Former Fed executive Upton Scott ‘Jake’ Martin Jr. dies at 102
When Upton Scott "Jake" Martin Jr. got up in the morning, there were hardly enough hours to fit in all he wanted to do.
He devoted at least eight hours to his work as senior vice president of the Federal Reserve Bank of Richmond, where he was in charge of check collections, billing and equipment, money, printing and supplies, as well as data processing and planning.
After handling often billions of dollars, he rolled up his sleeves to volunteer in the Richmond community, where he brought his family in 1939. His civic ethic extended well after his retirement from the bank in 1971.
Mr. Martin, a former leader in groups ranging from the Richmond Commission on Human Relations to the Salvation Army Boys' Clubs, will be honored at a memorial service Saturday at 11 a.m. at Chamberlayne Heights United Methodist Church, 6100 Chamberlayne Road, where he was a member.
He died Tuesday at his Richmond residence at the age of 102.
Before joining his current church, Mr. Martin had served as chairman of the finance and stewardship committees at Barton Heights Methodist Church, where he taught Bible lessons that he often planned while riding his tractor at a farm he owned on the Pamunkey River, near Hanover Courthouse.
For decades, the farm has been used as a church day camp for children and adults and a site for church picnics, youth groups, Boy Scouts and other activities.
He was a longtime shepherd and later Bethlehem citizen in the Richmond Nativity Pageant, which he once chaired.
Mr. Martin was a former executive board member of the Robert E. Lee Council of the Boy Scouts of America.
During the 1960s, he was an executive with the United Givers Fund, now the United Way
He was a former president and chairman of the youth projects committee of the Richmond Kiwanis Club and a former first vice president and director of the forerunner of the Maymont Foundation.
An only child, he earned a teaching certificate at Shepherd College State Normal School in West Virginia before studying accounting at Dunsmore Business College in Staunton. He later graduated from the Rutgers University Stonier School of Banking.
Mr.
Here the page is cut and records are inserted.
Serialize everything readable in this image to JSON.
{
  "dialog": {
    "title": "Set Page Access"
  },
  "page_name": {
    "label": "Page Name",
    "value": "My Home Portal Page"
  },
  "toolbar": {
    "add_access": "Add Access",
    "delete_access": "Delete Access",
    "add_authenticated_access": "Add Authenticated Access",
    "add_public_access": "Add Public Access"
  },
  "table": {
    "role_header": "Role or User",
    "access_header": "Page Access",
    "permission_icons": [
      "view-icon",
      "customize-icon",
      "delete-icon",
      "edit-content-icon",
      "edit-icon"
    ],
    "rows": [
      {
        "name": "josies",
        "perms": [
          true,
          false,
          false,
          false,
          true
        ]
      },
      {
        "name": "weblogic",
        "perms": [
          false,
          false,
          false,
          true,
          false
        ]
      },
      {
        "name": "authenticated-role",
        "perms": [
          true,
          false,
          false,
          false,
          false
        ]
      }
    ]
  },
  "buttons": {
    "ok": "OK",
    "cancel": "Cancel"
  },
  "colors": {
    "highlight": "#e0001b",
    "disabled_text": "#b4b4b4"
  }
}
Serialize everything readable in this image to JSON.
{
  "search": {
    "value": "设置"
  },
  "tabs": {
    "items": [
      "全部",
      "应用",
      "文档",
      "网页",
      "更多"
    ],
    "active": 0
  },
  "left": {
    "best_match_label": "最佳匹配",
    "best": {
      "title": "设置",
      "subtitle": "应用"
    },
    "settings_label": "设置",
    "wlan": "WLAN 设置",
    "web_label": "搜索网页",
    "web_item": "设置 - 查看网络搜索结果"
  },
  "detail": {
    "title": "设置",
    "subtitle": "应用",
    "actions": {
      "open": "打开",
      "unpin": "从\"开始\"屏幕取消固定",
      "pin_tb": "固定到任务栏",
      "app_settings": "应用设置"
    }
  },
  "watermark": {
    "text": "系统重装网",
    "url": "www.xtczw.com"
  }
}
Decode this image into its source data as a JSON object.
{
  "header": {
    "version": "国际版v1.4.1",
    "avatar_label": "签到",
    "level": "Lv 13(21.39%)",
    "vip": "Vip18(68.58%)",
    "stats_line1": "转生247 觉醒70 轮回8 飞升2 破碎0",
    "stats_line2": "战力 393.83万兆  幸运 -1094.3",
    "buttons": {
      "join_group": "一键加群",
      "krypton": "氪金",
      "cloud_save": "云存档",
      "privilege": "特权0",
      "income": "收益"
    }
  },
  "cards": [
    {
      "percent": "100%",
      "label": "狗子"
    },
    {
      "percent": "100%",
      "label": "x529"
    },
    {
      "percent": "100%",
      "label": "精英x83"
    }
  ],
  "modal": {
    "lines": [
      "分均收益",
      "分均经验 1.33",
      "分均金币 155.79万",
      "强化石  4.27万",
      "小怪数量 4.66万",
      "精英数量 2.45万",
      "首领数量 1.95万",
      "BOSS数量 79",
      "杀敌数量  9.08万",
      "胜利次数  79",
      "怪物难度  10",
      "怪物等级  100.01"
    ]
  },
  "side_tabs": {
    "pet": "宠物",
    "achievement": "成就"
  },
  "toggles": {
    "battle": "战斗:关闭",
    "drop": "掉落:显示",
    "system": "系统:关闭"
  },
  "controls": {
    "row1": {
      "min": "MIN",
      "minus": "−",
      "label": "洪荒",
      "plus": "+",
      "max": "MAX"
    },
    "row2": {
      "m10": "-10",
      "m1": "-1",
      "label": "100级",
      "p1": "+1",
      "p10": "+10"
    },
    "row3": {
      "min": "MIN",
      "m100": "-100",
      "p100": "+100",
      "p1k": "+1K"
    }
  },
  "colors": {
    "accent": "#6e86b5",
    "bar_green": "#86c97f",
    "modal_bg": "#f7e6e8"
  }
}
Martin married Marian Hirst and was working at a bank in his native Shepherdstown, W.Va., when the Great Depression began.
He came to Richmond as chief clerk in the office of the Chief National Bank Examiner and then joined the Federal Reserve in 1942 as a bank examiner, rising to senior vice president in 1969.
His wife died in December 2004.
Survivors include two daughters, Hirst "Jo" Rush of Virginia Beach and Lelia C. "Bess" Frame of Hanover County; two sons, John A. Martin of Fountain Valley, Calif., and Upton S. "Charlie" Martin III of Ashland; and eight grandchildren, seven great-grandchildren and four great-great-grandchildren.